I'm still waiting for Jackson to release their Coosa FD in May before deciding whether to break away from my heavy PA14 (2012 model). Still a great machine, but even with the boonedox, I still despise the weight, hence sluggishness. I too want to get with Nick and try a Predator before making any decisions.


----------



## barefoot (Nov 3, 2011)

69Viking said:


> Any update on Kayaks available for this year? I went to Broxson's and really like the Old Town Predator PDL, seems to have everything you need and built solid. Right now that is the one I'm leaning towards. I'll know for sure once I get with Nick and schedule a Demo on one!


The PDL is a good solid kayak. I know 2 people w/ them, they both love them.

The Pescador pilot has a good layout, nice yak platform but the drive is noisy, bet they fix that for next yr.

The radar 115/135 series w/ the helix drive looks promising with the spring loaded retractable drive system.


----------



## Cebral (Mar 19, 2017)

Thanks for taking the time putting all this information in one spot.

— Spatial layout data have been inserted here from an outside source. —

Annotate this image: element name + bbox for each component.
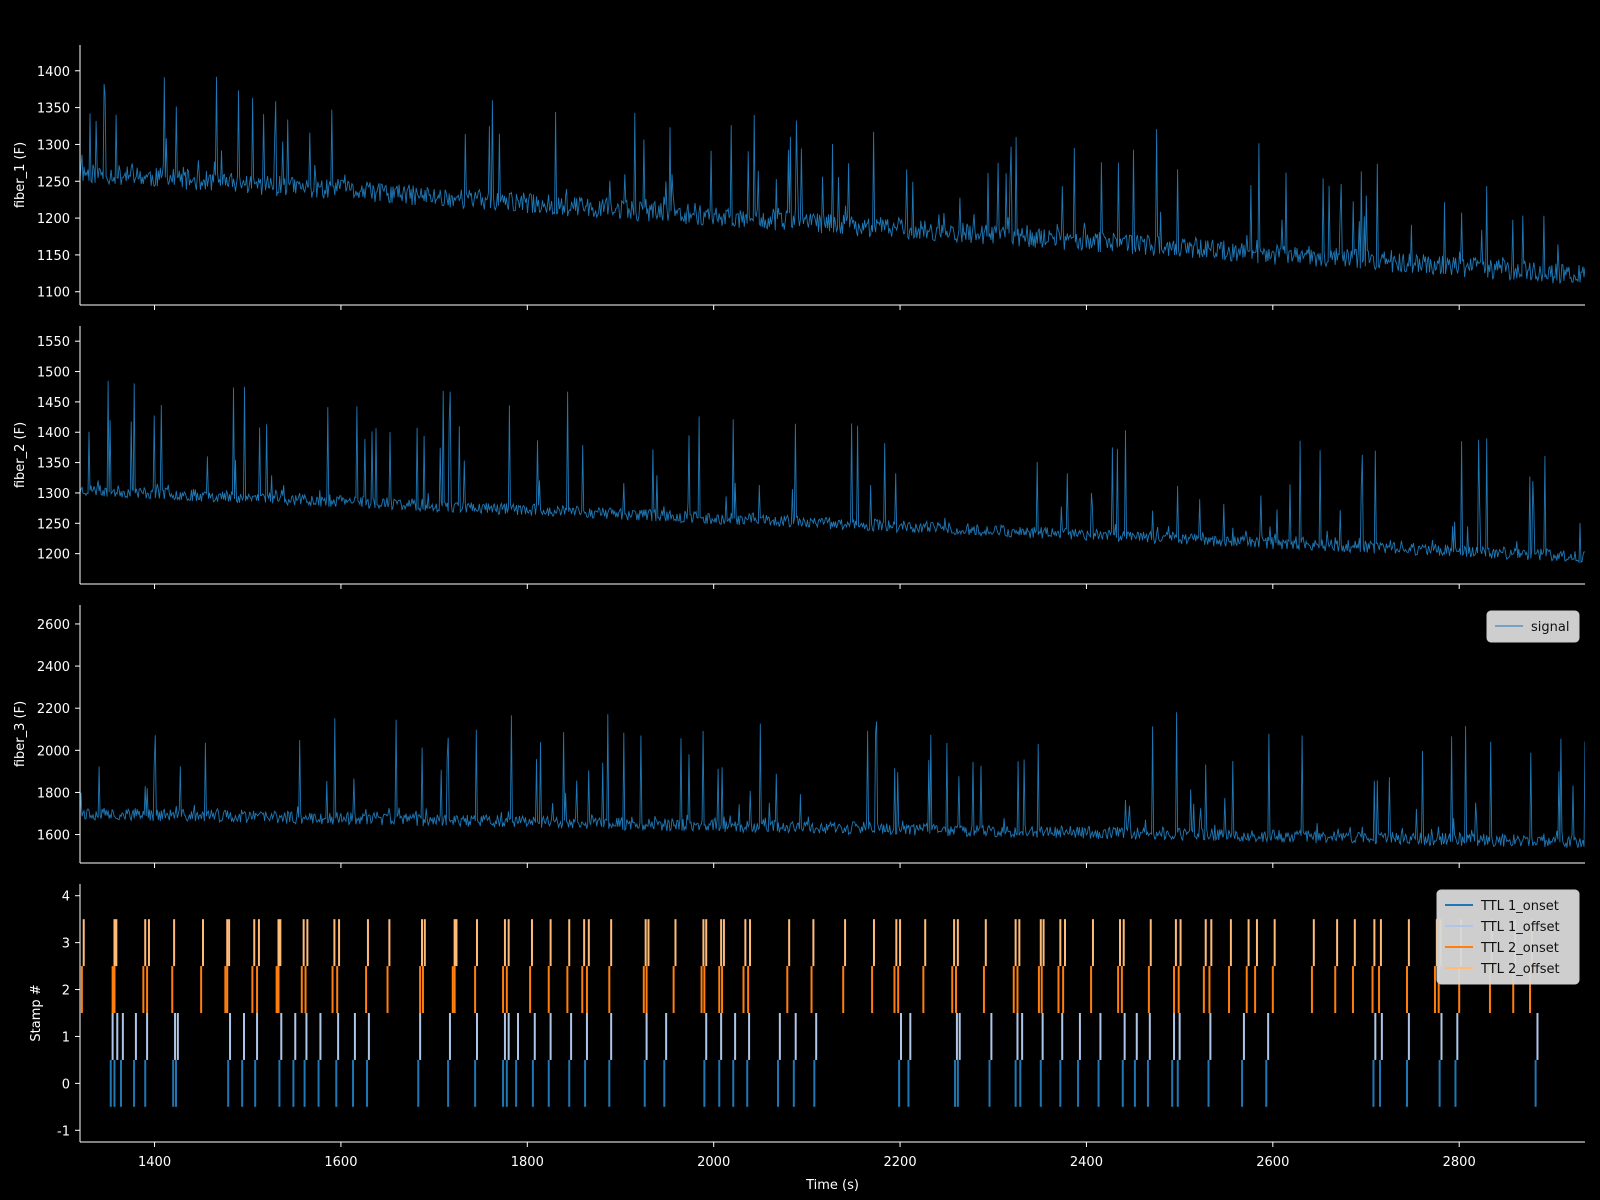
y-tick-label: 1450 [37,396,70,411]
signal-trace [80,380,1585,564]
legend-label: TTL 2_onset [1480,941,1559,956]
series-TTL-2_onset [80,966,1532,1013]
y-tick-label: 1200 [37,548,70,563]
y-axis-label: Stamp # [29,984,44,1041]
x-tick-label: 2800 [1443,1155,1476,1170]
y-tick-label: 2 [62,984,70,999]
legend: signal [1486,610,1580,643]
y-tick-label: 3 [62,937,70,952]
x-tick-label: 2200 [884,1155,917,1170]
y-tick-label: 1100 [37,286,70,301]
y-tick-label: 1300 [37,138,70,153]
y-tick-label: 1200 [37,212,70,227]
y-tick-label: 1800 [37,786,70,801]
y-tick-label: 1550 [37,335,70,350]
plot-area [80,919,1539,1107]
y-tick-label: 0 [62,1077,70,1092]
x-tick-label: 1800 [511,1155,544,1170]
y-axis-label: fiber_3 (F) [13,701,28,767]
y-tick-label: 1400 [37,65,70,80]
signal-trace [80,712,1585,848]
x-tick-label: 2600 [1256,1155,1289,1170]
y-tick-label: 2600 [37,618,70,633]
y-tick-label: 2400 [37,660,70,675]
y-tick-label: 1150 [37,249,70,264]
panel-3: 1600 1800 2000 2200 2400 2600 fiber_3 (F) signa… [13,605,1585,868]
legend-label: TTL 1_onset [1480,899,1559,914]
series-TTL-1_offset [111,1013,1539,1060]
panel-4: -1 0 1 2 3 4 Stamp # 1400 1600 1800 2000 2200 2400 26… [29,884,1585,1193]
y-tick-label: 1300 [37,487,70,502]
signal-trace [80,76,1585,284]
x-axis-label: Time (s) [805,1178,859,1193]
y-tick-label: 1500 [37,366,70,381]
plot-area [80,712,1585,848]
y-tick-label: 1350 [37,457,70,472]
series-TTL-1_onset [109,1059,1537,1107]
legend-label: signal [1531,620,1569,635]
y-tick-label: 1250 [37,175,70,190]
y-axis-label: fiber_1 (F) [13,142,28,208]
plot-area [80,76,1585,284]
y-tick-label: 2000 [37,744,70,759]
y-tick-label: -1 [57,1124,70,1139]
y-tick-label: 1400 [37,426,70,441]
x-tick-label: 2000 [697,1155,730,1170]
x-tick-label: 2400 [1070,1155,1103,1170]
y-tick-label: 1350 [37,102,70,117]
legend-label: TTL 1_offset [1480,920,1560,935]
y-tick-label: 2200 [37,702,70,717]
legend: TTL 1_onset TTL 1_offset TTL 2_onset TTL 2_… [1436,889,1580,985]
legend-box [1486,610,1580,643]
y-axis-label: fiber_2 (F) [13,422,28,488]
legend-box [1436,889,1580,985]
panel-1: 1100 1150 1200 1250 1300 1350 1400 fiber_1 (F) [13,45,1585,310]
y-tick-label: 1250 [37,517,70,532]
y-tick-label: 1600 [37,829,70,844]
panel-2: 1200 1250 1300 1350 1400 1450 1500 1550 fiber_2 … [13,326,1585,589]
x-tick-label: 1600 [324,1155,357,1170]
y-tick-label: 1 [62,1030,70,1045]
y-tick-label: 4 [62,890,70,905]
legend-label: TTL 2_offset [1480,962,1560,977]
x-tick-label: 1400 [138,1155,171,1170]
plot-area [80,380,1585,564]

I will be in the market later this year. This makes it much easier when it is all laid out like this.


----------



## Justroge8 (Mar 15, 2016)

Just got the Predator PDL a few weeks ago. Best money ever spent. Very stable, not hard on the legs even after six hours of fishing. Drive is smooth and easy. Not overly heavy at around 100lbs with the drive installed. If I had it to all over again I'd still go worth the PDL, prior to buying I tried out all of the PDLs on the market as of now.


----------



## perchjerker (Mar 2, 2012)

Here is an article and photos of the Coosa.

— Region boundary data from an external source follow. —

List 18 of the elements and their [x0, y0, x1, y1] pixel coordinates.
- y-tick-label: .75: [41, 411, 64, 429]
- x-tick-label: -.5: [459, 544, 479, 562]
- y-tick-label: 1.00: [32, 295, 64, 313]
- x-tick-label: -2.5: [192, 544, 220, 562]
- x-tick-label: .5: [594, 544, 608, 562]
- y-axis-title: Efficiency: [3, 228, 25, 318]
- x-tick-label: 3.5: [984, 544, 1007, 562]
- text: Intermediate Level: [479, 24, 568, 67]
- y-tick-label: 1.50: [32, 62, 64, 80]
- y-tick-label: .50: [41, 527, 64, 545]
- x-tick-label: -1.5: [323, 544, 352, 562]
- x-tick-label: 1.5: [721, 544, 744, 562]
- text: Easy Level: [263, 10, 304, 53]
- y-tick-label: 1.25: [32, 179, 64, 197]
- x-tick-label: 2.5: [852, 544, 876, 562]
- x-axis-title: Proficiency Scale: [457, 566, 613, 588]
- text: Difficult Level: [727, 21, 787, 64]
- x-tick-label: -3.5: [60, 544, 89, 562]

http://www.kayakfishmag.com/editors-pick/coosa-fd-gives-old-jackson-new-kick/

I've been researching peddle yaks. I like the Perception Pilot 12. I hope to purchase one 
soon.


----------



## fireman286 (Mar 15, 2015)

Any real world reviews on these boats yet?


----------



## SurfRidr (Apr 24, 2012)

Thanks for putting this together, Bruce. I have found that when I have short windows to go fishing, I often don't because my boat involves a finite amount of "work" to get it ready to go and then washed down and covered when I'm done. I would love to have something I can just slip into the water and fish for a few hours and I think the kayak makes the most sense. Thus, I've got my eye on entering the kayak fishing world and this is helpful.

Thanks for taking the time!


----------



## barefoot (Nov 3, 2011)

Sam, you'll enjoy kayaking for a variety of reasons. You'll see what I mean when you get settled into it.

The PDL is an awesome kayak, Hobie's are well...they're Hobies and the list goes on.
I suggest you try to demo your top 2-3 and see which one fits you best.


----------



## Snook (Jun 21, 2013)

Don't forget the Jackson Coosa FD:


----------



## lobsterman (Sep 30, 2007)

I too went with the PDL. I tried the Native slayer propel, did not like it one bit. Tried the Hobie Compass and liked it ok, but the up and back pedal motion was extremely rough on my old knees. Then set up a trip with Nick and never looked back. Did not try a Jackson but cannot imagine it being any more stable or comfortable than the PDL.Hoping to blister some fish this weekend too.


Sent from my iPhone using Tapatalk


----------